The ability to computationally predict the 3D structure of proteins with near-experimental accuracy is revolutionizing bioinformatics research and the way drug discovery is done. The release of AlphaFold2 by DeepMind, which won the CASP14 competition, and RoseTTAFold from the Baker Lab were the first such models to demonstrate such high performance and played a key role in the decision to award three of the researchers involved in these works the 2024 Nobel Prize in Chemistry. Many biotech and pharmaceutical organizations are using these models, including generative models for protein design, to reimagine how AI can shape their R&D businesses. Use cases include not only predicting structures to speed up analysis but also downstream prediction of molecule properties, drug-binding, and perhaps most excitingly, generating new drugs against targets. We show how model serving, workflows, and apps on Databricks allow one to have an all-in-one platform for both protein folding and even generative protein design with a variety of cutting-edge models. These models are easy to use for both expert and wet-lab scientists and are well-governed: organizations can track how the models are used, a key consideration for data of high proprietary value. Model serving on Databricks allows for the GPU compute on the endpoint to scale up and down with use, including scaling to zero, which prevents cost in periods when models are not in use.

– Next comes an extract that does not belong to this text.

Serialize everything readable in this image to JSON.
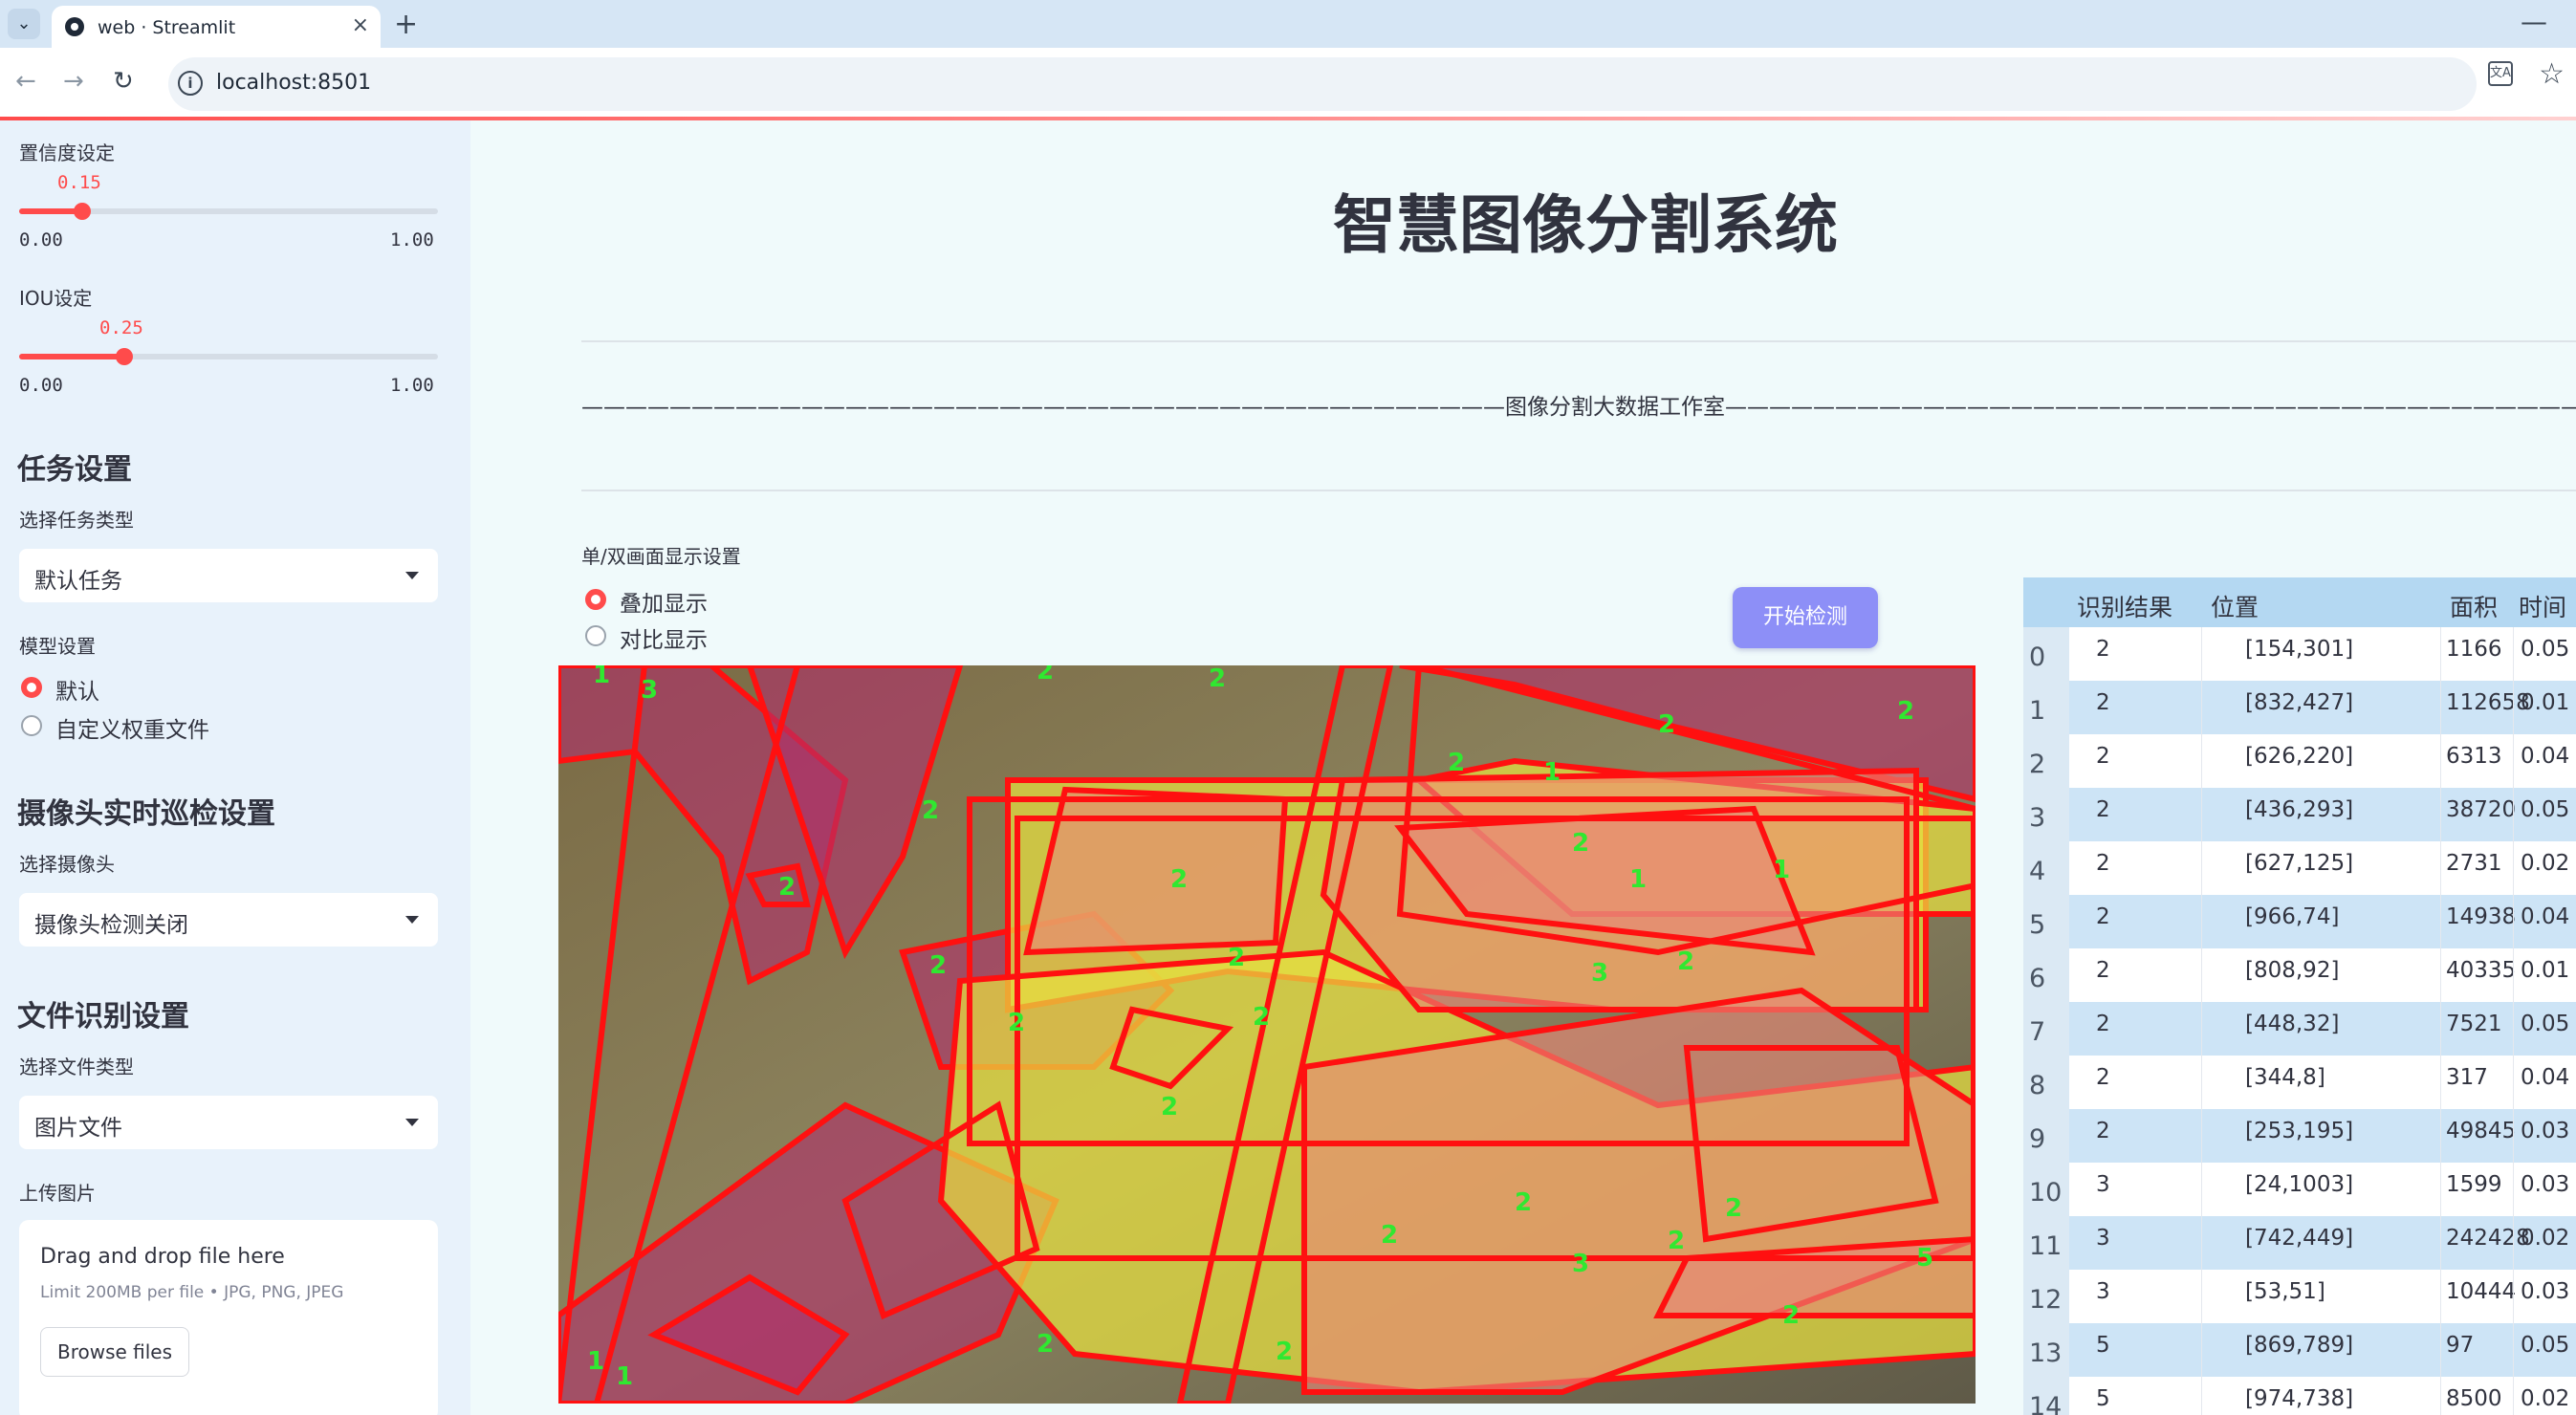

What's inside? Tutorials for:
Structure Prediction Models:
- AlphaFold v2.3.2: uses Databricks workflows to download required datasets and can install workflows for separated CPU and GPU compute.
- ESMFold: model serving of ESMFold
- Boltz-1: model serving of Boltz-1
Generative Protein Modelling Tools:
- RFDiffusion: model serving of unconditional protein generation and in-painting protein generation
- ProteinMPNN: model serving of protein sequence inference of protein backbones
Apps:
- Notebooks and source code to generate a protein folding app that can run model serving in real-time and submit and view AlphaFold workflow runs.
Inside /setup you can run the "install" notebook and models will be registered and served with model serving, an AlphaFold workflow will be created, and the UI for easy interaction with models will be provisioned.
Please see LICENSE for the details of the license. Some packages, tools, and code used inside individual tutorials are under their own licenses as described therein. Please ensure you read the details of the tutorials and licensing of individual tools. Other third-party packages are used in tutorials within this accelerator and have their own licensing, as laid out in the table below. This accelerator uses multiple packages that may be outdated and have security issues due to upstream hard dependencies requirements of models. Use at your own risk. We note also that we made minor modifications to AlphaFold2 code in both the AlphaFold and Boltz-1 tutorials; notes on the changes made can be found in those tutorials. The ProteinMPNN package was reformatted from source in order to be packageable with pip. In the app tutorial, we additionally modified examples from Modal-labs model-examples repo (MIT) for Mol* viewer HTML construction; this is noted in the application tutorial also. NVIDIA GPUs and cudatoolkit may be used in multiple places, so you should consider the NVIDIA EULA when using code in this package.